The report has brought out a serious geographical skew in the location of protected monuments with over 60 per cent in just five states—Uttar Pradesh (743), Karnataka (506), Tamil Nadu (412), Madhya Pradesh (291), and Maharashtra (286). States like Bihar (70), Odisha (80), Kerala (29), and Chhattisgarh (46) have fewer such monuments. Of Delhi’s 173, reports by mediapersons who visited the locations of several monuments reveal many to be missing. The problem is exacerbated by scores of monuments that lack any particular significance being on the list, bloating it as well as distorting the distribution of sites. A joint inspection by the Comptroller and Auditor General (CAG) and ASI of 1,655 monuments found around 92 were “untraceable”. The actual number is likely to be more, the PMEAC report states, given that more than 2,000 monuments are not inspected. By 2015, a subsequent hunt for the missing monuments revealed that 42 monuments did exist, 14 were affected by encroachment, and 12 were submerged in reservoirs. The remaining 24 monuments remain missing.
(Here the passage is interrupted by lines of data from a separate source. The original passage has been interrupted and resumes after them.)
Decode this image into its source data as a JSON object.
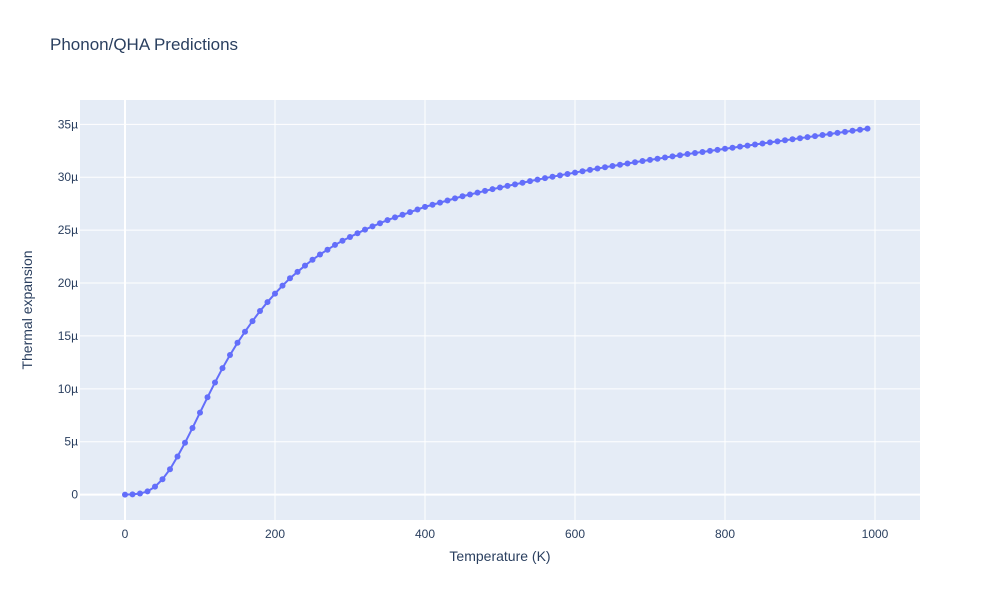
{
  "chart_data": {
    "type": "line",
    "title": "Phonon/QHA Predictions",
    "xlabel": "Temperature (K)",
    "ylabel": "Thermal expansion",
    "xlim": [
      -60,
      1060
    ],
    "ylim": [
      -2.4e-06,
      3.73e-05
    ],
    "x_ticks": [
      0,
      200,
      400,
      600,
      800,
      1000
    ],
    "x_tick_labels": [
      "0",
      "200",
      "400",
      "600",
      "800",
      "1000"
    ],
    "y_ticks": [
      0,
      5e-06,
      1e-05,
      1.5e-05,
      2e-05,
      2.5e-05,
      3e-05,
      3.5e-05
    ],
    "y_tick_labels": [
      "0",
      "5µ",
      "10µ",
      "15µ",
      "20µ",
      "25µ",
      "30µ",
      "35µ"
    ],
    "grid": true,
    "legend": "none",
    "colors": {
      "series": "#636efa",
      "plot_bg": "#e5ecf6",
      "grid": "#ffffff",
      "text": "#2a3f5f"
    },
    "series": [
      {
        "x": [
          0,
          10,
          20,
          30,
          40,
          50,
          60,
          70,
          80,
          90,
          100,
          110,
          120,
          130,
          140,
          150,
          160,
          170,
          180,
          190,
          200,
          210,
          220,
          230,
          240,
          250,
          260,
          270,
          280,
          290,
          300,
          310,
          320,
          330,
          340,
          350,
          360,
          370,
          380,
          390,
          400,
          410,
          420,
          430,
          440,
          450,
          460,
          470,
          480,
          490,
          500,
          510,
          520,
          530,
          540,
          550,
          560,
          570,
          580,
          590,
          600,
          610,
          620,
          630,
          640,
          650,
          660,
          670,
          680,
          690,
          700,
          710,
          720,
          730,
          740,
          750,
          760,
          770,
          780,
          790,
          800,
          810,
          820,
          830,
          840,
          850,
          860,
          870,
          880,
          890,
          900,
          910,
          920,
          930,
          940,
          950,
          960,
          970,
          980,
          990
        ],
        "values": [
          0,
          2e-08,
          1e-07,
          3e-07,
          7.5e-07,
          1.45e-06,
          2.4e-06,
          3.6e-06,
          4.9e-06,
          6.3e-06,
          7.75e-06,
          9.2e-06,
          1.06e-05,
          1.195e-05,
          1.32e-05,
          1.435e-05,
          1.54e-05,
          1.64e-05,
          1.735e-05,
          1.82e-05,
          1.9e-05,
          1.975e-05,
          2.045e-05,
          2.105e-05,
          2.165e-05,
          2.22e-05,
          2.27e-05,
          2.315e-05,
          2.36e-05,
          2.4e-05,
          2.435e-05,
          2.47e-05,
          2.505e-05,
          2.535e-05,
          2.565e-05,
          2.595e-05,
          2.62e-05,
          2.645e-05,
          2.67e-05,
          2.695e-05,
          2.72e-05,
          2.74e-05,
          2.76e-05,
          2.78e-05,
          2.8e-05,
          2.82e-05,
          2.837e-05,
          2.854e-05,
          2.871e-05,
          2.887e-05,
          2.903e-05,
          2.918e-05,
          2.933e-05,
          2.948e-05,
          2.963e-05,
          2.977e-05,
          2.991e-05,
          3.005e-05,
          3.018e-05,
          3.031e-05,
          3.044e-05,
          3.057e-05,
          3.07e-05,
          3.082e-05,
          3.094e-05,
          3.106e-05,
          3.118e-05,
          3.13e-05,
          3.142e-05,
          3.153e-05,
          3.164e-05,
          3.175e-05,
          3.186e-05,
          3.197e-05,
          3.208e-05,
          3.219e-05,
          3.229e-05,
          3.239e-05,
          3.249e-05,
          3.259e-05,
          3.269e-05,
          3.279e-05,
          3.289e-05,
          3.299e-05,
          3.309e-05,
          3.319e-05,
          3.329e-05,
          3.339e-05,
          3.349e-05,
          3.359e-05,
          3.369e-05,
          3.379e-05,
          3.389e-05,
          3.399e-05,
          3.409e-05,
          3.419e-05,
          3.429e-05,
          3.439e-05,
          3.449e-05,
          3.459e-05
        ]
      }
    ]
  }
}
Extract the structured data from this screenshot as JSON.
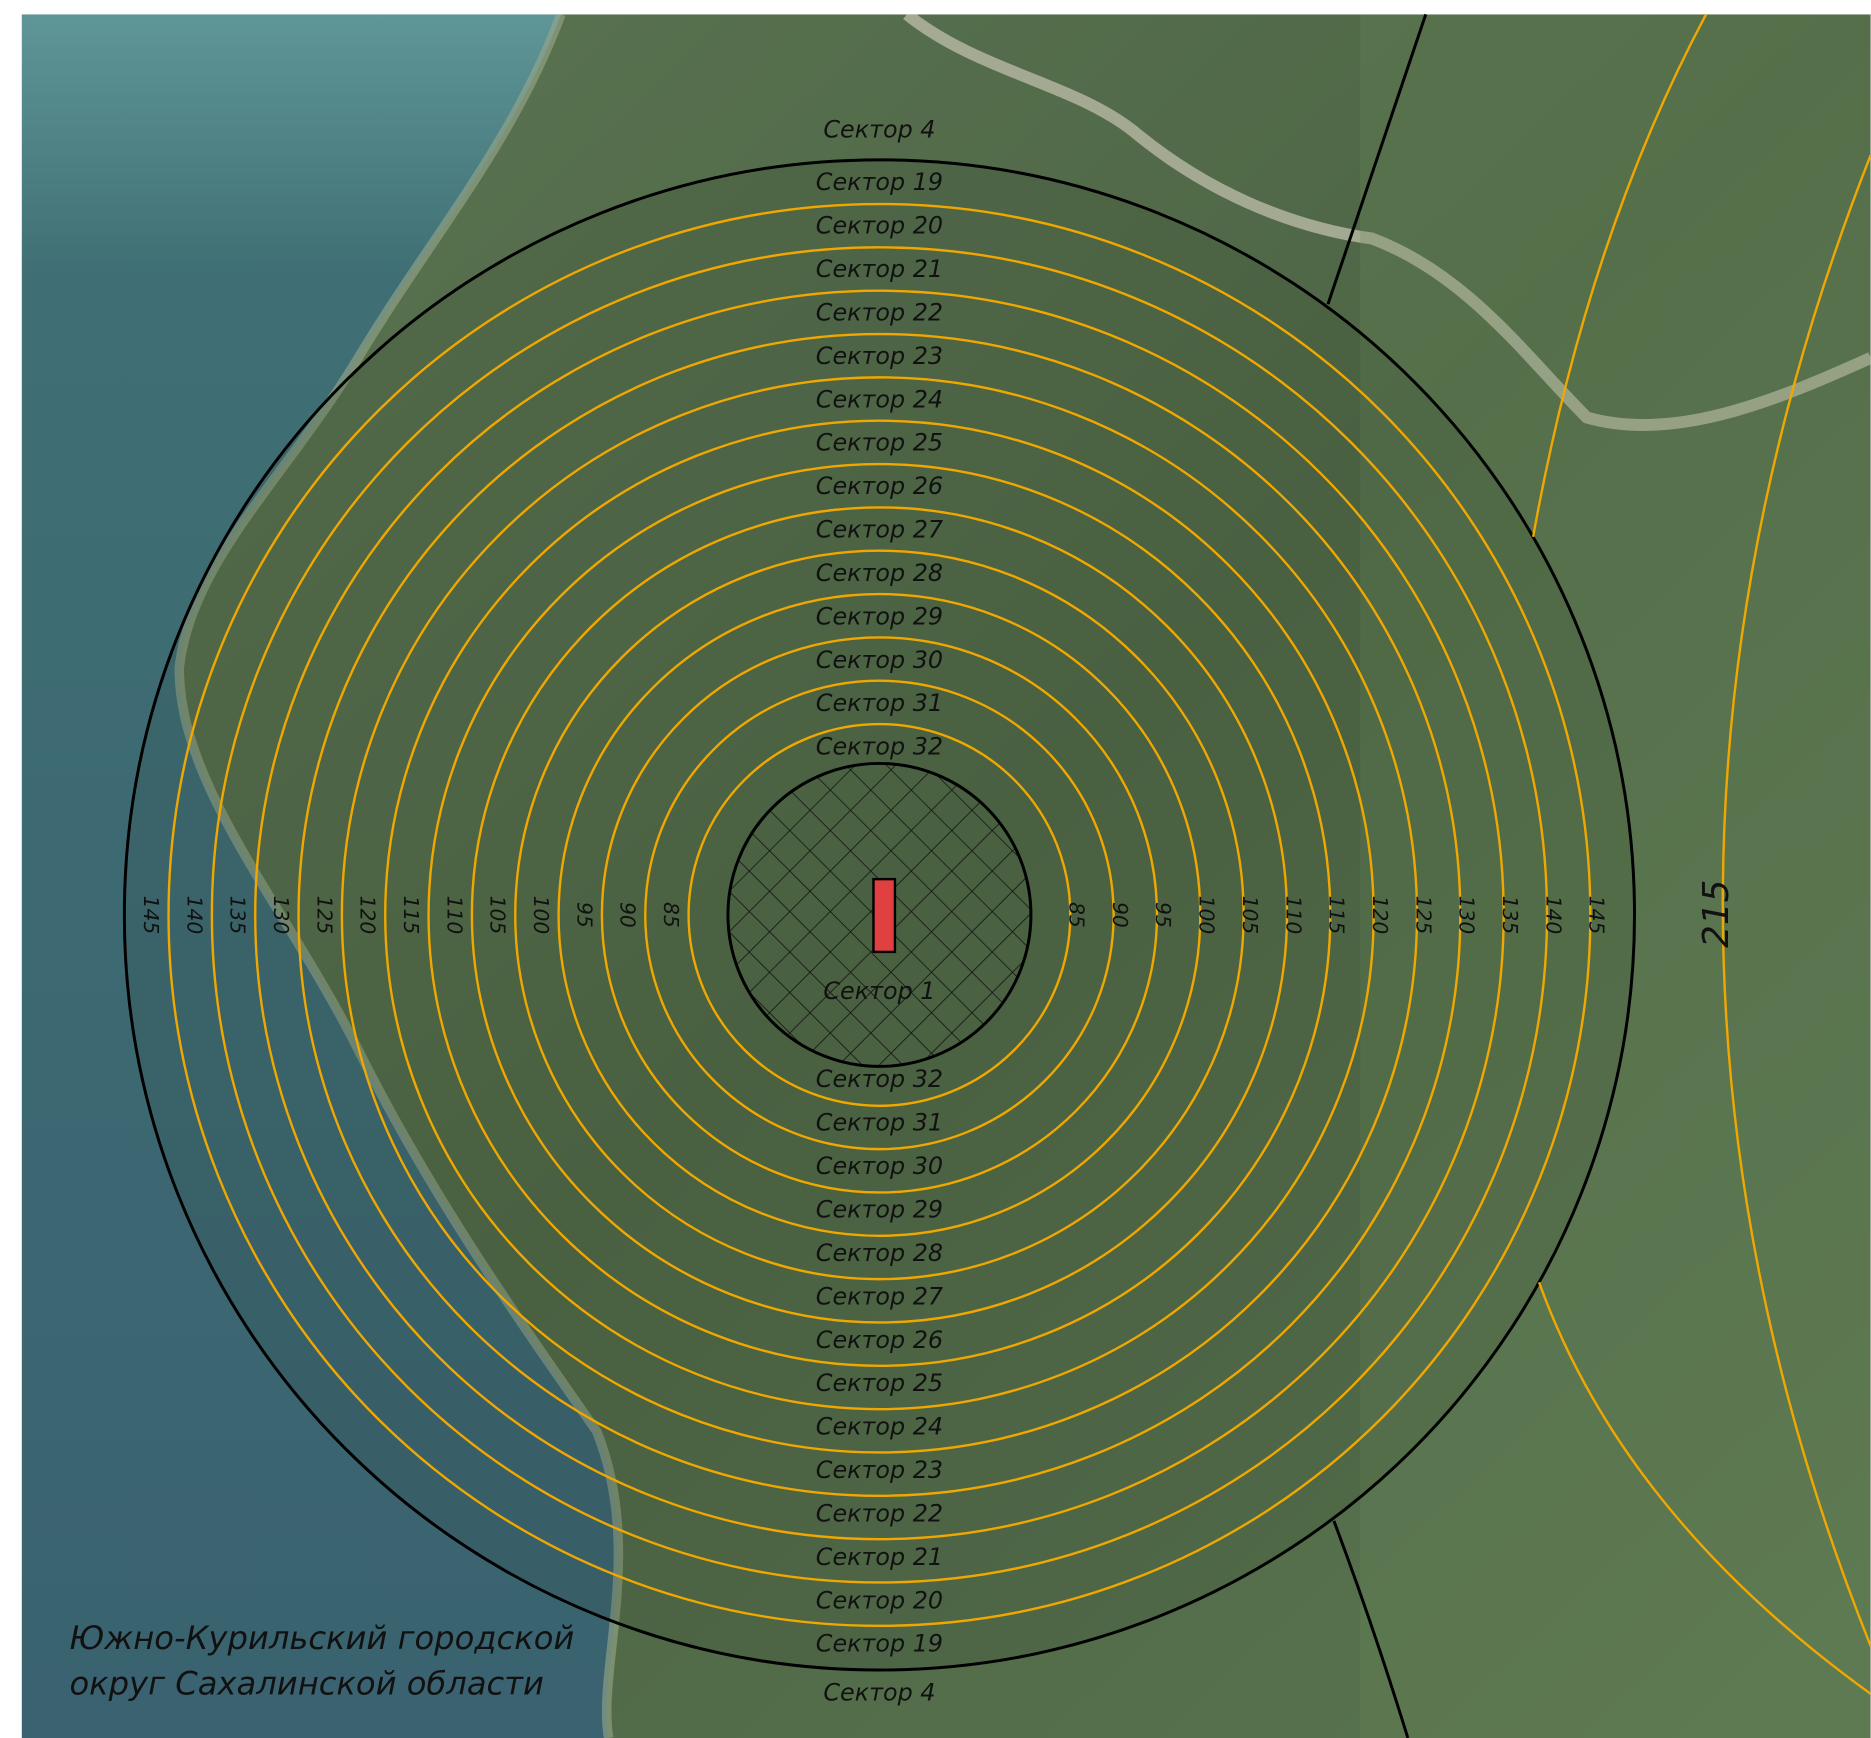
{
  "map": {
    "sectors_top": [
      "Сектор 4",
      "Сектор 19",
      "Сектор 20",
      "Сектор 21",
      "Сектор 22",
      "Сектор 23",
      "Сектор 24",
      "Сектор 25",
      "Сектор 26",
      "Сектор 27",
      "Сектор 28",
      "Сектор 29",
      "Сектор 30",
      "Сектор 31",
      "Сектор 32"
    ],
    "center_sector": "Сектор 1",
    "sectors_bottom": [
      "Сектор 32",
      "Сектор 31",
      "Сектор 30",
      "Сектор 29",
      "Сектор 28",
      "Сектор 27",
      "Сектор 26",
      "Сектор 25",
      "Сектор 24",
      "Сектор 23",
      "Сектор 22",
      "Сектор 21",
      "Сектор 20",
      "Сектор 19",
      "Сектор 4"
    ],
    "ring_labels_left": [
      145,
      140,
      135,
      130,
      125,
      120,
      115,
      110,
      105,
      100,
      95,
      90,
      85
    ],
    "ring_labels_right": [
      85,
      90,
      95,
      100,
      105,
      110,
      115,
      120,
      125,
      130,
      135,
      140,
      145
    ],
    "outer_ring_label": 215,
    "region": [
      "Южно-Курильский городской",
      "округ Сахалинской области"
    ]
  }
}
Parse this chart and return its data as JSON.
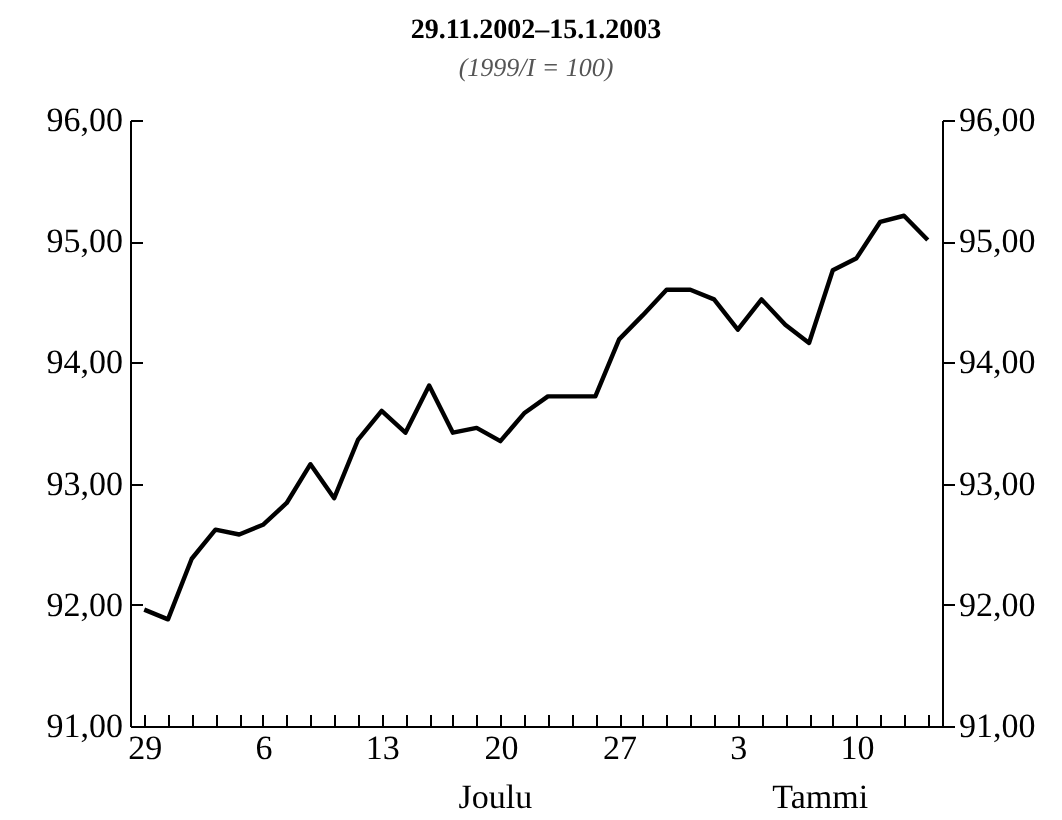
{
  "chart_data": {
    "type": "line",
    "title": "29.11.2002–15.1.2003",
    "subtitle": "(1999/I = 100)",
    "categories": [
      "29",
      null,
      null,
      null,
      null,
      "6",
      null,
      null,
      null,
      null,
      "13",
      null,
      null,
      null,
      null,
      "20",
      null,
      null,
      null,
      null,
      "27",
      null,
      null,
      null,
      null,
      "3",
      null,
      null,
      null,
      null,
      "10",
      null,
      null,
      null
    ],
    "series": [
      {
        "color": "#000000",
        "values": [
          91.96,
          91.88,
          92.38,
          92.62,
          92.58,
          92.66,
          92.84,
          93.16,
          92.88,
          93.36,
          93.6,
          93.42,
          93.81,
          93.42,
          93.46,
          93.35,
          93.58,
          93.72,
          93.72,
          93.72,
          94.19,
          94.39,
          94.6,
          94.6,
          94.52,
          94.27,
          94.52,
          94.31,
          94.16,
          94.76,
          94.86,
          95.16,
          95.21,
          95.01
        ]
      }
    ],
    "ylim": [
      91,
      96
    ],
    "yticks": [
      {
        "value": 91,
        "label": "91,00"
      },
      {
        "value": 92,
        "label": "92,00"
      },
      {
        "value": 93,
        "label": "93,00"
      },
      {
        "value": 94,
        "label": "94,00"
      },
      {
        "value": 95,
        "label": "95,00"
      },
      {
        "value": 96,
        "label": "96,00"
      }
    ],
    "y2lim": [
      91,
      96
    ],
    "y2ticks": [
      {
        "value": 91,
        "label": "91,00"
      },
      {
        "value": 92,
        "label": "92,00"
      },
      {
        "value": 93,
        "label": "93,00"
      },
      {
        "value": 94,
        "label": "94,00"
      },
      {
        "value": 95,
        "label": "95,00"
      },
      {
        "value": 96,
        "label": "96,00"
      }
    ],
    "annotations": [
      "Joulu",
      "Tammi"
    ],
    "grid": false,
    "marker": "none",
    "line_style": "solid"
  }
}
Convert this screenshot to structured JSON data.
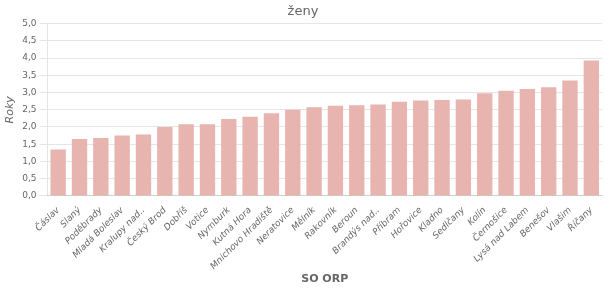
{
  "chart_data": {
    "type": "bar",
    "title": "ženy",
    "xlabel": "SO ORP",
    "ylabel": "Roky",
    "categories": [
      "Čáslav",
      "Slaný",
      "Poděbrady",
      "Mladá Boleslav",
      "Kralupy nad..",
      "Český Brod",
      "Dobříš",
      "Votice",
      "Nymburk",
      "Kutná Hora",
      "Mnichovo Hradiště",
      "Neratovice",
      "Mělník",
      "Rakovník",
      "Beroun",
      "Brandýs nad..",
      "Příbram",
      "Hořovice",
      "Kladno",
      "Sedlčany",
      "Kolín",
      "Černošice",
      "Lysá nad Labem",
      "Benešov",
      "Vlašim",
      "Říčany"
    ],
    "values": [
      1.35,
      1.65,
      1.68,
      1.75,
      1.78,
      2.0,
      2.08,
      2.08,
      2.23,
      2.3,
      2.4,
      2.5,
      2.57,
      2.62,
      2.63,
      2.65,
      2.73,
      2.77,
      2.78,
      2.8,
      2.98,
      3.05,
      3.1,
      3.15,
      3.35,
      3.93
    ],
    "color": "#e8b4b0",
    "ylim": [
      0,
      5.0
    ],
    "yticks": [
      {
        "value": 0.0,
        "label": "0,0"
      },
      {
        "value": 0.5,
        "label": "0,5"
      },
      {
        "value": 1.0,
        "label": "1,0"
      },
      {
        "value": 1.5,
        "label": "1,5"
      },
      {
        "value": 2.0,
        "label": "2,0"
      },
      {
        "value": 2.5,
        "label": "2,5"
      },
      {
        "value": 3.0,
        "label": "3,0"
      },
      {
        "value": 3.5,
        "label": "3,5"
      },
      {
        "value": 4.0,
        "label": "4,0"
      },
      {
        "value": 4.5,
        "label": "4,5"
      },
      {
        "value": 5.0,
        "label": "5,0"
      }
    ],
    "grid": true
  }
}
The extensive study reveals that around 75 graves and cemeteries of British soldiers and officers are monuments of national importance. The fairly common kos minars or distance markers are often listed as protected monuments, and the report suggests these be de-notified and states asked to take charge of their protection. Similarly, standalone structures, like a single-cast cannon, are lying in the open and will be better off inside a museum. A structure called Chhoti Gumti in Green Park in Delhi is on the list as its construct suggests it could be from the Lodhi era. The report concludes that a quarter of the monuments tagged as sites of national importance may not deserve such a listing. On the other hand, Delhi’s Turkman Gate is not listed as a monument of national importance despite its obvious salience. A mechanical application of rules, as suggested by the 2010 amendments, was not the solution and it is no surprise that changes began to be diluted in the UPA era itself. The Delhi Metro would hardly be the network it is, ferrying lakhs of commuters and significantly lowering the capital’s carbon footprint, were it not for crucial exemptions it secured.